In a rare stroke of luck, that view was bathed in sunshine nearly every day of those three weeks. The unusual stretch of hot, sunny weather in May reminded me of summers as a child, when my brother and I would climb heather-filled hills playing adventure games, and go paddling at the beach armed with buckets and spades.
This spring was the first time Mr. Stories My Suitcase Could Tell had seen the Outer Hebrides in the sunshine (not to mention the first time he’d experienced midges!), and what a difference it made. We were able to explore the island, hike through the moor, visit the croft at Air an Lot, and even go swimming one day, the weather was that wonderful.
It’s been nearly four years since I moved to the USA, and I’m beginning to learn that no matter how long your visit home – I was in the UK for three weeks this time – there is never enough time to see all the people you would like to.
With the ones you do manage to see, however, the conversation and laughter flows as if you saw each other yesterday. This time the catch-ups were spread across the country: Lewis, Glasgow, Dunfermline, and the Lake District. There were road trips, dinner dates, outdoor games with four-year-olds, and even a wedding, set in the gorgeous surroundings of Armathwaite Hall and Bassenthwaite Lake.
(As an aside, I’m also learning that there’s never enough time to eat all the food you want to eat, either, unless you plan on returning a few sizes larger than when you left. While I had my fill of Stag bread, Stornoway black pudding, sausage rolls, and of course, Cadbury’s chocolate, I completely forgot to eat some potato waffles, and only managed fish and chips twice.)
Then there’s the task of dividing your time up between returning to old haunts and discovering somewhere new.

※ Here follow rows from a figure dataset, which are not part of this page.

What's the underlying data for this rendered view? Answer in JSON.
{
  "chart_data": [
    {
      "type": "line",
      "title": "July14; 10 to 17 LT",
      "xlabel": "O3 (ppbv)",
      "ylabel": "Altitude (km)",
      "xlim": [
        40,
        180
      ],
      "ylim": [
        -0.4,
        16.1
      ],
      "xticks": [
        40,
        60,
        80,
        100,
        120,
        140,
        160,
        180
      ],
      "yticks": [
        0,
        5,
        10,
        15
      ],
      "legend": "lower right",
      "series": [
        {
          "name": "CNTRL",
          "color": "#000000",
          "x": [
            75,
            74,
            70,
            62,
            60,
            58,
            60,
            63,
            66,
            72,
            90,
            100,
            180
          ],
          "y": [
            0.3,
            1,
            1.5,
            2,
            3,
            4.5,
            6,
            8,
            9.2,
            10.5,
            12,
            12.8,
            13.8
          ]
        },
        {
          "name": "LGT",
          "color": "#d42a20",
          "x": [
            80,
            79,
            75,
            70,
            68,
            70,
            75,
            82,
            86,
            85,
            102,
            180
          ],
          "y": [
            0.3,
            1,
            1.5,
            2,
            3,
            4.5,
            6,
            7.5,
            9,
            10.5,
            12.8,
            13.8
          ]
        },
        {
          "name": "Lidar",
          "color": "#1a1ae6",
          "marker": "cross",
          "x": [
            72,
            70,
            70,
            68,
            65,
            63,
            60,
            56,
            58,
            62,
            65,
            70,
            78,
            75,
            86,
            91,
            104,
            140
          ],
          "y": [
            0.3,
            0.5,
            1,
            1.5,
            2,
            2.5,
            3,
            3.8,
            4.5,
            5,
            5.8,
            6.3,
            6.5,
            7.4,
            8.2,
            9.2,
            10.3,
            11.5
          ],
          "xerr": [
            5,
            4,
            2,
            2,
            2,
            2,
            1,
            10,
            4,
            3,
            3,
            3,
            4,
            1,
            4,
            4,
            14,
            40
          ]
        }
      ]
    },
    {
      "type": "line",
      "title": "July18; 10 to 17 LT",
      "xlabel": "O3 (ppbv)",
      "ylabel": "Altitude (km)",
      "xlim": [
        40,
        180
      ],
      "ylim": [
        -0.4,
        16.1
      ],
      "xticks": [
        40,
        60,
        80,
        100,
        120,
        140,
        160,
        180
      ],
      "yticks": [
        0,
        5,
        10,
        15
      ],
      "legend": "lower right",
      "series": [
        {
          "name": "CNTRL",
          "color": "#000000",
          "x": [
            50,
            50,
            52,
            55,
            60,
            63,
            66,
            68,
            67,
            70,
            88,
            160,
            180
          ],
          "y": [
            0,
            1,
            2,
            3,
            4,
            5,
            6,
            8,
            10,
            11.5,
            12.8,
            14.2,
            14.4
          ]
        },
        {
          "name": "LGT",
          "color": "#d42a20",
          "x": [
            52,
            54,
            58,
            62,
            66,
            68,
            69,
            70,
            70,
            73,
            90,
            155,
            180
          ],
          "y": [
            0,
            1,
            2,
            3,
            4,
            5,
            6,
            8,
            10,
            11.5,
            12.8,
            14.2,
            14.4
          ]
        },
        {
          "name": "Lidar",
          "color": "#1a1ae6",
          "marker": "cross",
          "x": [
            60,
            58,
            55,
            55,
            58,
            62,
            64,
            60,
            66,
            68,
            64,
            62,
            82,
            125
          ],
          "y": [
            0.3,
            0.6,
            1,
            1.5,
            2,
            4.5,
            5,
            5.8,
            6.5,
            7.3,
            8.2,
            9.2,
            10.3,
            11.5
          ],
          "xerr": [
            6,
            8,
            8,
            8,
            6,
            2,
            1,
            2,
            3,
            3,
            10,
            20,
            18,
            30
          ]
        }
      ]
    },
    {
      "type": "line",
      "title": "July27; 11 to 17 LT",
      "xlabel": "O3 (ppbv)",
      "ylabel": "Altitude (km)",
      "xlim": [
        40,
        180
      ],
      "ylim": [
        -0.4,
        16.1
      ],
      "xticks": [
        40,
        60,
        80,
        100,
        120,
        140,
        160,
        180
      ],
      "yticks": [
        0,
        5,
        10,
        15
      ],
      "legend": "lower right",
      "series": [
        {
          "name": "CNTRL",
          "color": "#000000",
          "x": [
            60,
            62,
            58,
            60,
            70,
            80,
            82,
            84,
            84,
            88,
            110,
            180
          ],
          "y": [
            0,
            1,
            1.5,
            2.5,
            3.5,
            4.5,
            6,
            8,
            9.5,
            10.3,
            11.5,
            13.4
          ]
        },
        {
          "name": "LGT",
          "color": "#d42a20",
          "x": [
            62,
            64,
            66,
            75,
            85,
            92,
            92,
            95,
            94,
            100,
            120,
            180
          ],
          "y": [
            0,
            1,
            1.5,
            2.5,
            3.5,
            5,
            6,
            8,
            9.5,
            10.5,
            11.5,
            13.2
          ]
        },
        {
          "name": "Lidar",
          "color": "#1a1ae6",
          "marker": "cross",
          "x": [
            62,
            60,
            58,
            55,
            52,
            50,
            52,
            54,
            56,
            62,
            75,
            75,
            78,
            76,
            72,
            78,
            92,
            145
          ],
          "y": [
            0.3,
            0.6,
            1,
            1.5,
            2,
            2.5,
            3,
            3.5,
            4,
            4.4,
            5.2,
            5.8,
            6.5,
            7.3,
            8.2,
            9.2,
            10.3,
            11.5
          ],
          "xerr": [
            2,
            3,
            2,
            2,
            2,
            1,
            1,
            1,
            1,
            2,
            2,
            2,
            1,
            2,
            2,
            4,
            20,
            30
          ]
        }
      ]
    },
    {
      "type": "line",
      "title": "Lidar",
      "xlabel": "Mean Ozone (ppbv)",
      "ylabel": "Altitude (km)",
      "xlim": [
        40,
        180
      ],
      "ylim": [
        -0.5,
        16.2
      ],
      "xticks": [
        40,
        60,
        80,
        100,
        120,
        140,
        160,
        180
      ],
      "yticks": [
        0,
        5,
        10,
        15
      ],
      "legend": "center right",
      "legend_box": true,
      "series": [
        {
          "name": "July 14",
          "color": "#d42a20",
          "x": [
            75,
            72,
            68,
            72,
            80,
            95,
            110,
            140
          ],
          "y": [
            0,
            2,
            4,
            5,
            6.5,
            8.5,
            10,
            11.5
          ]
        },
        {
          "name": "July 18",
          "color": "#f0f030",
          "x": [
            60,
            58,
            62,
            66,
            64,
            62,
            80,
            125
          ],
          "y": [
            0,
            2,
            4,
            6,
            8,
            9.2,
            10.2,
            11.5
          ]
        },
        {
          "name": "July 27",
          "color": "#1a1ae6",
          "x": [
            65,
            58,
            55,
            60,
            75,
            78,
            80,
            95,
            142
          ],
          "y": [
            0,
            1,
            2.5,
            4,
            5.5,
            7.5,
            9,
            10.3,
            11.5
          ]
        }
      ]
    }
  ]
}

Bayble Beach, five minutes from my childhood home in Lewis, is always a must, as is a stroll through the Lews Castle Grounds, and a stop to admire the view over Seilebost beach. But the traveller in me sought out new destinations, too, which led to a hike up over the hills in Mangersta in Uig; a 2km walk to an eagle observatory in Harris, and a drive to the remote village of Rhenigidale.
On the mainland, it involved a stroll through Glasgow’s Merchant City as the sun set; and a morning spent delving into the rich royal history of Dunfermline in Fife. I may have had deadlines to meet, and homework to hand in, but I tried my best to make the most of the time I had in the Hebrides and further afield.
Now that I’m in my fourth year as a US resident and British expat, I’ve become used to this switching between countries and continents, slipping with ease from one life into another.
In some ways, though, it can still feel slightly disconcerting. One minute I’m paying in pounds, hearing accents like mine, and the next I’m reaching for dollars and subconsciously altering my accent in order to be understood (the two versions of English can make for some amusing encounters!).
As journalist Rosie Spinks, a dual British and American citizen, writes in her monthly newsletter, the switch is “a little bit confusing and melancholy, but always comforting. You feel both rooted and uprooted at the same time, which always takes getting used to. The trip has a beginning, middle, and an end, but it never feels over.”
When I leave, it always feels too soon.
These three sunny weeks passed in a flash, feeling more like three days; I almost can’t believe the trip I’ve been looking forward to for so long has been and gone already. But as Rosie notes, “if you’re lucky, when you head to the airport, you’re looking forward to going home – whatever that means.”
And I do count myself lucky: lucky to have loved ones in two locations, a lifetime of roots in one place and new shoots growing stronger in another. If home is where the heart is, then I think it’s safe to say I’ve got two of them.